I have to admit that I found Michael Wolff’s column about Steve Bannon in The Hollywood Reporter to be informative. With that said, let’s hope the media doesn’t listen to what he wrote in Newsweek about why they keep losing to Donald Trump, or what he said to Brian Stelter yesterday.
First of all, given this president’s abysmal approval ratings, it is not clear that the media is losing anything by fact-checking the administration, except in the minds of Trump’s most avid supporters. But as Wolff told Stelter, he thinks the media is having a nervous breakdown over Trump and should instead be covering him like they would any other new president, despite the fact that he lies prolifically, has business arrangements that present conflicts of interest and faces unanswered accusations of being blackmailed by Vladimir Putin. That makes this situation unprecedented and the media would be remiss to pretend otherwise.
During the interview, Wolff’s fluff piece on Kellyanne Conway came up. Here’s how he described her infatuation with “alternative facts.”
And while the “alternative facts” statement might seem like a catastrophic error of credibility — a few days later she was walking it back, rephrasing it as “alternative information” and “incomplete information” — it was the kind of challenge-me-if-you-can, chin-forward taunt, rendered with ladylike composure, that the new president has come to love her for.
Given that the interview with Stelter came a few days after her latest rollout of alternative facts, one can only assume that if Conway had told Wolff the lies about how Obama banned Iraqi refugees due to the Bowling Green massacre, he would be equally impressed with her “ladylike composure” while doing so.
Wolff suggested that by fact-checking this administration, the credibility of the media becomes a problem. So it’s interesting to note how he opened his piece in Newsweek.

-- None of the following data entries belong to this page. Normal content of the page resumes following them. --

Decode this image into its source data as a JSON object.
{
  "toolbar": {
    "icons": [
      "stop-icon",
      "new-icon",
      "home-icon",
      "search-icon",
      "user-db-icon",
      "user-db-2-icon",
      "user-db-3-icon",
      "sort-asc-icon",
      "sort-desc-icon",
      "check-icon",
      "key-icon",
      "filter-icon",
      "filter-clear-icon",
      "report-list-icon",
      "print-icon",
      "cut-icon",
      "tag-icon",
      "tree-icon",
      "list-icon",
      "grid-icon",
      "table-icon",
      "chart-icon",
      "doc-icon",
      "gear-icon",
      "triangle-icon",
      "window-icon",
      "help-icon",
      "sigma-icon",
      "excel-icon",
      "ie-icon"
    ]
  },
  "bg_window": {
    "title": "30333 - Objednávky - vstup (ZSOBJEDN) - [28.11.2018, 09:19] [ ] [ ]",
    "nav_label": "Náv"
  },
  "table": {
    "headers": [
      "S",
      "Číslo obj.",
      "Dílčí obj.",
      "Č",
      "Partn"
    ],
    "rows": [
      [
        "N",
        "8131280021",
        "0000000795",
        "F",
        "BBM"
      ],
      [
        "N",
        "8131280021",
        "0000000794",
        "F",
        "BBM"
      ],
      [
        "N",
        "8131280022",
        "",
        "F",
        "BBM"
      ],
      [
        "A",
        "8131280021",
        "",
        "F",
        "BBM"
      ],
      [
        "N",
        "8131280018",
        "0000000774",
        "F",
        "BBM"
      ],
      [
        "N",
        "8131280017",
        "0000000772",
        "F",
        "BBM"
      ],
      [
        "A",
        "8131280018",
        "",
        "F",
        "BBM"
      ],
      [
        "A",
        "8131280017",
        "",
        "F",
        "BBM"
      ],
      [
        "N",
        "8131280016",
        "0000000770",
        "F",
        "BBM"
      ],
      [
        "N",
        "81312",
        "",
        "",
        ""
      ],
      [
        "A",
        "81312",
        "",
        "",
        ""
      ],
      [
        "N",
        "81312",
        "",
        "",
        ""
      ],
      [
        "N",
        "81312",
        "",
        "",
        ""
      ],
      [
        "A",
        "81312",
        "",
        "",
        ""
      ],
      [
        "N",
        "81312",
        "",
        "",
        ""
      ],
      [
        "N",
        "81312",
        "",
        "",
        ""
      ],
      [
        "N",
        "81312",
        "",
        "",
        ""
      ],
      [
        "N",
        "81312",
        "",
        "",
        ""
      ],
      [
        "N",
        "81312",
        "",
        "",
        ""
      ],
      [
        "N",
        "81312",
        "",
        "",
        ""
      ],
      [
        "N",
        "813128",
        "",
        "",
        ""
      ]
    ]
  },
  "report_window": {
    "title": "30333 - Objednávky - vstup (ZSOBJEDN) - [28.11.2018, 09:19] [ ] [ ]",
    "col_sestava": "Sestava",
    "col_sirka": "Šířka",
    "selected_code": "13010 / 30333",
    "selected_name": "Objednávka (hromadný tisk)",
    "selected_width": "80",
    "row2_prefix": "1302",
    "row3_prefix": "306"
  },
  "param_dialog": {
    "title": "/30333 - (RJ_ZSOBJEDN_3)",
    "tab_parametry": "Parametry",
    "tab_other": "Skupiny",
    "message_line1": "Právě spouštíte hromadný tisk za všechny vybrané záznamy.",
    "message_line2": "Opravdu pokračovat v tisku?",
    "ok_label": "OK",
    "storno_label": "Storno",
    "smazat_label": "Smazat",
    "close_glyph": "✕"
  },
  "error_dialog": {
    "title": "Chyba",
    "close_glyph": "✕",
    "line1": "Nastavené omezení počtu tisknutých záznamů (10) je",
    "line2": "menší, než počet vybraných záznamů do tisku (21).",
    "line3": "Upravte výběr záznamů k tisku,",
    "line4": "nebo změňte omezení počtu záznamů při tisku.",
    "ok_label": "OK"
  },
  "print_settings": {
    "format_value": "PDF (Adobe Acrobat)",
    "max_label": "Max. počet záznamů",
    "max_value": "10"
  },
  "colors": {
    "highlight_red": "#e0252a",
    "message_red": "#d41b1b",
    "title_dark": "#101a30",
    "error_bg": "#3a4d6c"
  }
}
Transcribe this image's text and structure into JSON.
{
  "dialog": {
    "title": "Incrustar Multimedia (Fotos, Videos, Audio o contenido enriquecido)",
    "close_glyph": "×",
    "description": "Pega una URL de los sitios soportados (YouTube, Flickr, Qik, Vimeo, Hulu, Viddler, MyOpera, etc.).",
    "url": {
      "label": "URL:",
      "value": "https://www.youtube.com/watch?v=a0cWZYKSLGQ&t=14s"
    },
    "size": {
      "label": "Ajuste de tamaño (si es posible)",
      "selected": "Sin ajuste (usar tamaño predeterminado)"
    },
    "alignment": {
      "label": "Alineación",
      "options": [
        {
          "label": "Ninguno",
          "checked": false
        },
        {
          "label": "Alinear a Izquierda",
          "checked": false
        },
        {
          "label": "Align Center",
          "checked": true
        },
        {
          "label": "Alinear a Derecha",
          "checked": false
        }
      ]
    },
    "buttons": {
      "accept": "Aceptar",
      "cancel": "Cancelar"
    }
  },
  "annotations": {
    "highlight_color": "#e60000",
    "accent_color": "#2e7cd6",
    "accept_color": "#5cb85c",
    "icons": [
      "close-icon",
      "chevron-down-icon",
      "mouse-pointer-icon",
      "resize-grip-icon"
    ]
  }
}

Donald Trump is obsessed with the media. And the media is obsessed with Trump. Let’s take it as a given that this obsession is unhealthy. The last time there was such a level of neurotic fixation and overwhelming distrust between a president and the press was during the Nixon administration.
Let’s put aside the question of whether or not Wolff is suggesting that the media was as neurotically fixated on Nixon as he was on them. One can only imagine what would have happened if someone like Wolff had been in the shoes of reporters like Woodward and Bernstein. All of that time they spent tracking down whether or not the story the White House told about the Watergate break-in was true would be seen as a threat to media credibility. Instead, they should have been interviewing the president and his spokespeople to see what they had to say.
As an alternative, take a look at how one of those journalists, Carl Bernstein, talks about what it means to report on this president.
Bernstein says that this presidency is unlike anything he’s seen in 50 years as a reporter and that we are in uncharted territory. He goes on to say that what Trump and his administration are describing is an alternative universe that is totally at odds with the facts. That is not, as Wolff suggested, a journalist having a nervous breakdown. It is a journalist accurately describing the current situation. To pretend otherwise is to step into the insanity.